Sábado 21.03.26
Sala D

 

La práctica de observación y composición de Rodrigo Noya se adentra en las capas imperceptibles que modelan la percepción del espacio y del tiempo. Sus obras nos sitúan en un pliegue preciso de la experiencia, donde la micropercepción reorganiza la relación del cuerpo ante la imagen.

En estas piezas, que vuelven palpable lo que suele pasar inadvertido, la memoria visual opera como una fuerza que empuja y tensa lo que está delante y detrás de la pantalla, lo que se asoma a los costados, se esfuma o permanece suspendido. Lo evidente se estira, se contrae o se oculta en la superficie de lo transparente, abriendo un territorio hecho de ventanas sensibles de colores, luces y materialidades, que escapan a la pantallización y expanden la vivencia.

Entre los fragmentos aparece un leve pulso, un zumbido que habilita una hendija: un lugar que permite ver y escuchar desde otra proximidad, aunque estemos, siempre, frente a casi lo mismo.

En este espacio de aberturas -esa sensación- organiza la poética de Noya. Sus piezas presentan una deriva precisa de la mirada a través de planos insistentes, ritmos mínimos, variaciones sutiles y pulsos luminosos que devuelven la textura material y afectiva de lo cotidiano. El dispositivo funciona como un instrumento que afina la percepción, que se convierte en un estudio sostenido sobre cómo miramos lo que el espacio y la memoria inscriben en nosotrxs.

Distorsiones temporales, efectos de sentido, procesos atencionales, sinestesia. En la insistencia sobre lo mínimo se aleja de la espectacularidad dominante y propone una estética de la atención: mirar otra vez, y otra, hasta reconocer simplemente aquello que captamos como un microcosmos.

Esta zona intersticial que abre su obra genera zonas de porosidad donde cada visitante sintoniza su escucha visual y completa el gesto con su propia resonancia. En este procedimiento, el espacio expositivo deja de ser un contenedor estable y se vuelve un terreno compartido, opalescente, permeable, una imagen que se vuelve presencia porque alguien la encuentra.

Hernán Khourian

 

Rodrigo Noya.
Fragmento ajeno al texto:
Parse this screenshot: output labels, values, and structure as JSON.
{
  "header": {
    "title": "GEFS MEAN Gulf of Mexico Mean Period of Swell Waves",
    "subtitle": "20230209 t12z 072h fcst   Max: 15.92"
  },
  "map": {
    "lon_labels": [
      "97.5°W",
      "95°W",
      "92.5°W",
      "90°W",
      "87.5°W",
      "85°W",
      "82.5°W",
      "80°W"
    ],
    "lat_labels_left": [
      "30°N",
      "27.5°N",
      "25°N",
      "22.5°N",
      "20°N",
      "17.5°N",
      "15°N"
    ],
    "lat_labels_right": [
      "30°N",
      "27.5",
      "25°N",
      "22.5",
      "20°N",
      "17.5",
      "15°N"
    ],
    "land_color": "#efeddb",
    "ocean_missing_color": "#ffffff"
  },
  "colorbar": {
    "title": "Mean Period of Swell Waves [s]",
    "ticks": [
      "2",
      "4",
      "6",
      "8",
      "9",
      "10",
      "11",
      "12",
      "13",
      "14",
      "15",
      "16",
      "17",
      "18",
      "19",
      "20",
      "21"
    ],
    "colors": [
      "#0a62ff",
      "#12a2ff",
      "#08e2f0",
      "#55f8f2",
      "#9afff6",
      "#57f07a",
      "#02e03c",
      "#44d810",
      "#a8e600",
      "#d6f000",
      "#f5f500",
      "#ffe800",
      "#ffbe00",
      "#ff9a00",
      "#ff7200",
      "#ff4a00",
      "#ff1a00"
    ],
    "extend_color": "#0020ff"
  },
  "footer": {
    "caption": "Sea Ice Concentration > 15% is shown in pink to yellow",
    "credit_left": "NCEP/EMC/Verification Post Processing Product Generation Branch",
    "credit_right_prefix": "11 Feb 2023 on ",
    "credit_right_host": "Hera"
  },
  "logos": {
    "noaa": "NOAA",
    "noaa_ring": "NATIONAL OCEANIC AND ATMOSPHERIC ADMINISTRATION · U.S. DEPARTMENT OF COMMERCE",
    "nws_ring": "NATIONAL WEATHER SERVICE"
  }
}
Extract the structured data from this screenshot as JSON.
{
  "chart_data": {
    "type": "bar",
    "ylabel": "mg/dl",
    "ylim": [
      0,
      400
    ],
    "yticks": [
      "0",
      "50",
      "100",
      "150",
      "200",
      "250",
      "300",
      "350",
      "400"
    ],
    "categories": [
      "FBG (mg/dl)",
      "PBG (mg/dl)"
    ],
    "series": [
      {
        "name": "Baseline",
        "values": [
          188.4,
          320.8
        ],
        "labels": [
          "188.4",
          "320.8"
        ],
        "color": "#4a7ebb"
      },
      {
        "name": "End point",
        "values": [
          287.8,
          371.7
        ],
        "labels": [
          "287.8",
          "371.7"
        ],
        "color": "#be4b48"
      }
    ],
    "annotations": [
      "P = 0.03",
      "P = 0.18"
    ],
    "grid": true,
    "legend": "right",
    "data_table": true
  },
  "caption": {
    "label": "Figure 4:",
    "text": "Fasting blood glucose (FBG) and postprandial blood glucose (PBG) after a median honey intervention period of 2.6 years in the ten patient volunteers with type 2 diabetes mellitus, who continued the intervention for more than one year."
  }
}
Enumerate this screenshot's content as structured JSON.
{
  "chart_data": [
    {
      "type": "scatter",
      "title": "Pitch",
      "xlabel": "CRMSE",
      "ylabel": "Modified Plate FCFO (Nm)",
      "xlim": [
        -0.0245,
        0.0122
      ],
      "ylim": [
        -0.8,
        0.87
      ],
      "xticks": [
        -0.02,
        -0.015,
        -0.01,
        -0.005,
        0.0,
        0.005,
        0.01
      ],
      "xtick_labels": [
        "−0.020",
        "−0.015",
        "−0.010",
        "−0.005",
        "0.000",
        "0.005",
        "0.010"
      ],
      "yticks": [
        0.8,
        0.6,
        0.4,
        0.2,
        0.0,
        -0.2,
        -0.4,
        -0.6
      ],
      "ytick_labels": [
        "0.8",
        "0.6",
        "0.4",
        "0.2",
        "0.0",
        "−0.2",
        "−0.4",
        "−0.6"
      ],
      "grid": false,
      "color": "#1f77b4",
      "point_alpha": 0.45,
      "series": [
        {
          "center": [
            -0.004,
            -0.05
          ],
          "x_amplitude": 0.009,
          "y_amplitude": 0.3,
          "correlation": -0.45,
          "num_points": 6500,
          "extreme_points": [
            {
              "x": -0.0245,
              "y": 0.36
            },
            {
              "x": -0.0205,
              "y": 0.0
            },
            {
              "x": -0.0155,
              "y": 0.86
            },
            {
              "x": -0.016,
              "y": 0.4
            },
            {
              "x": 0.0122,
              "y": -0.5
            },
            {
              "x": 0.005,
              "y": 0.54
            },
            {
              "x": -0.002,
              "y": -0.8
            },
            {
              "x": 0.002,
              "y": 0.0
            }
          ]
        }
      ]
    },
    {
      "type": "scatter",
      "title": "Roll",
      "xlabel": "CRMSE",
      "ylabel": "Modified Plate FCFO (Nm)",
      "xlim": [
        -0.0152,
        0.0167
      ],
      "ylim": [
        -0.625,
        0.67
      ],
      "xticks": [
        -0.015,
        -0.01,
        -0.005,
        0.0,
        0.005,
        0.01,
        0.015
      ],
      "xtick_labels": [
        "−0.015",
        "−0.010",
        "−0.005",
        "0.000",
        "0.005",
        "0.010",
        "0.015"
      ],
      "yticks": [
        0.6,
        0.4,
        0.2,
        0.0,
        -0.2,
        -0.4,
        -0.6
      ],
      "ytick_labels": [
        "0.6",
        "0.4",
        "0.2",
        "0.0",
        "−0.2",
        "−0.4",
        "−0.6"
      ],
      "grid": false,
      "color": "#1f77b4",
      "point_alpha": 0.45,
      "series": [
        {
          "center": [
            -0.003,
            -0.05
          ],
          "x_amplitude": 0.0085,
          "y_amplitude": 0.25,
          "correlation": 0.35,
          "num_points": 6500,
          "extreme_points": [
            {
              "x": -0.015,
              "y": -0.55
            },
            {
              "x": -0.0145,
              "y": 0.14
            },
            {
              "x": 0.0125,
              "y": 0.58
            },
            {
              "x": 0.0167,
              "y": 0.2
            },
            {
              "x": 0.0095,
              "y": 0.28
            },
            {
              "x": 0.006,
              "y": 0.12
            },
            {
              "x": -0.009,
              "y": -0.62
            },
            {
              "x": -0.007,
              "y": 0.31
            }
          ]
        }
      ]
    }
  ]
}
Artista audiovisual, músico y docente. Diseñador de Imagen y Sonido (UBA), cursa la Maestría en Artes Electrónicas (UNTREF). Su trabajo abarca el video, la música, el documental, la animación generativa, el live cinema y la programación visual. Ha presentado obras en festivales de América, Europa y Asia, como BIM, Oberhausen, BAFICI, PLAY, FIVA, IVAHM, Festifreak, ADAF y otros. Producciones recientes: la serie documental El piano y el tango (2023) y el documental en desarrollo Casa sin gente.

Hernán Khourian nació en la ciudad de La Plata. Es artista audiovisual, profesor e investigador. Licenciado en Comunicación Audiovisual por la Facultad de Artes (UNLP, 2000), master en Documental de Creación por la Universidad Pompeu Fabra (Barcelona, 2003) y doctor en Artes en la Facultad de Artes (UNLP, 2020). Ha obtenido diversas becas (Fundación Antorchas, Fondo Nacional de las Artes, Mecenazgo, Fondo metropolitano de las artes, Incaa, Jan Vrijman, Cité Internationale des Arts) y premios a nivel nacional e internacional, entre los que se destaca el Primer Premio en el Salón Nacional de Artes Visuales de Argentina. Como docente y realizador ha coordinado distintos espacios y laboratorios en Argentina y Latinoamérica. A su vez se desempeñó como docente en la UNTREF y en la UNLA, en la actualidad en grado y posgrado en la Facultad de Artes (UNLP) y en la Universidad del Cine (FUC).